Sinfield, however, said that the words are about a loss of innocence and childhood belief. Released as Lake's debut solo single in 1975, the song reached number 2 on the UK Singles Chart, number 17 on the Irish Singles Chart and number 98 in Australia.

==Background==
Lake wrote the song at his west London home, after tuning the bottom string of his guitar from E down to D.

The instrumental riff between verses comes from the "Troika" portion of Sergei Prokofiev's Lieutenant Kijé Suite, written for the 1934 Soviet film Lieutenant Kijé; this was added at the suggestion of Keith Emerson (an adaptation of the same song was used on Emerson's later The Christmas Album (1988)). Peter Sinfield described the song as "a picture-postcard Christmas, with morbid edges."

==Release==
The song was recorded by Lake in 1974 and released separately from ELP in 1975, reaching number two on the UK Singles Chart. It was kept from number one by Queen's "Bohemian Rhapsody".

Lake commented: "I got beaten by one of the greatest records ever made. I would've been pissed off if I'd been beaten by Cliff [Richard]." However, orchestrator Godfrey Salmon said: "I was surprised the single wasn't more successful. I thought 'Bohemian Rhapsody' was rubbish, and still do. When it got to No 1 before we'd even brought ours out, I thought it would be long gone by Christmas. How wrong can you get?"

The record continued to sell, and in 1984 and 1986 reached 84 and 98, respectively, on the UK Singles Chart. The song also reached #98 in Australia in late 1975.

==Video==
The video for the record was shot on the Sinai Peninsula of Egypt, Israel in those days, and in the Dead Sea Scrolls caves in Israel, and includes footage from the Vietnam War and Six-Day War.

==Legacy==
A second recording by the full ELP trio, but with a sparser arrangement, was included on the 1977 album Works Volume 2. It was recorded a third time in 1993, for the ELP box set The Return of the Manticore, and Lake revisited it yet again for the 2002 Sanctuary Records compilation A Classic Rock Christmas.

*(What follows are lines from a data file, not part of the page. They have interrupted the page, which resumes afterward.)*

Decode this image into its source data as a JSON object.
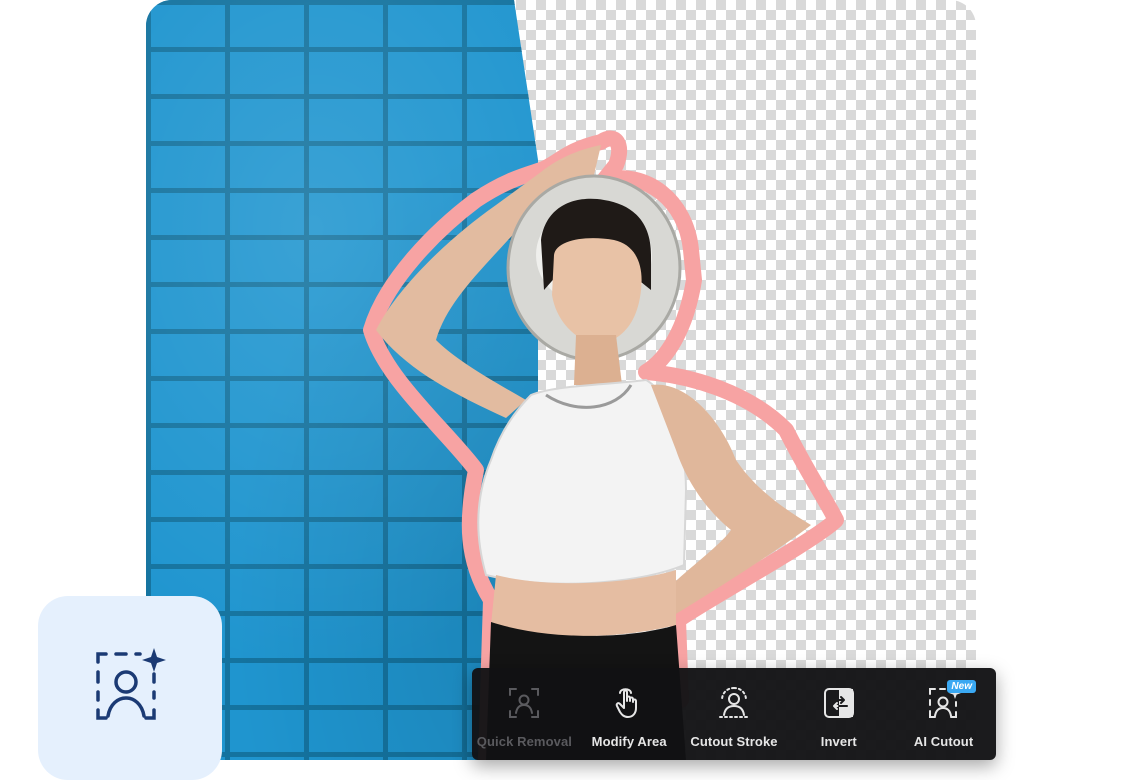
{
  "toolbar": {
    "tools": [
      {
        "label": "Quick Removal",
        "icon": "portrait-select-icon",
        "state": "disabled"
      },
      {
        "label": "Modify Area",
        "icon": "pointer-hand-icon",
        "state": "active"
      },
      {
        "label": "Cutout Stroke",
        "icon": "person-stroke-icon",
        "state": "active"
      },
      {
        "label": "Invert",
        "icon": "invert-icon",
        "state": "active"
      },
      {
        "label": "AI Cutout",
        "icon": "ai-portrait-select-icon",
        "state": "active",
        "badge": "New"
      }
    ]
  },
  "badge": {
    "icon": "ai-portrait-select-icon"
  },
  "colors": {
    "brick": "#1f95cf",
    "stroke": "#f4a0a0",
    "badge_bg": "#e5f0fd",
    "badge_icon": "#1b3a74",
    "toolbar_bg": "#121214",
    "new_badge": "#3aa8f2"
  }
}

The song has also appeared on several other ELP and Christmas compilation albums including a 1995 EP titled I Believe in Father Christmas, which includes Lake's original single as well as the Works Volume II version.

In 2005, Lake wrote a letter to The Guardian about the song, in answer to a reader question regarding whether it was possible to survive on Christmas royalties alone:

In 1975, I wrote and recorded a song called "I Believe in Father Christmas", which some Guardian readers may remember and may even own. It was a big hit and it still gets played on the radio every year around December, and it appears on more or less every Christmas compilation going. So I can tell you from experience that it's lovely to get the old royalty cheque around September every year, but on its own, the Christmas song money isn’t quite enough to buy my own island in the Caribbean. I'm on tour at the moment and the Christmas song is as well received now as it was 30 years ago – maybe even more so. If Guardian readers could all please request it be played by their local radio stations, maybe that Caribbean island wouldn’t be so far away – and if I get there, you’re all invited.

==Charts==

| Chart (1975) | Peak position |
|---|---|
| Australian Singles (Kent Music Report) | 98 |
| Ireland (IRMA) | 17 |
| UK Singles (Official Charts) | 2 |
| US Billboard Hot 100 | 95 |

==Certifications==

| Region | Certification | Certified units/sales |
| United Kingdom (BPI) 2008 release | Gold | 400,000^{‡} |
^{‡} Sales+streaming figures based on certification alone.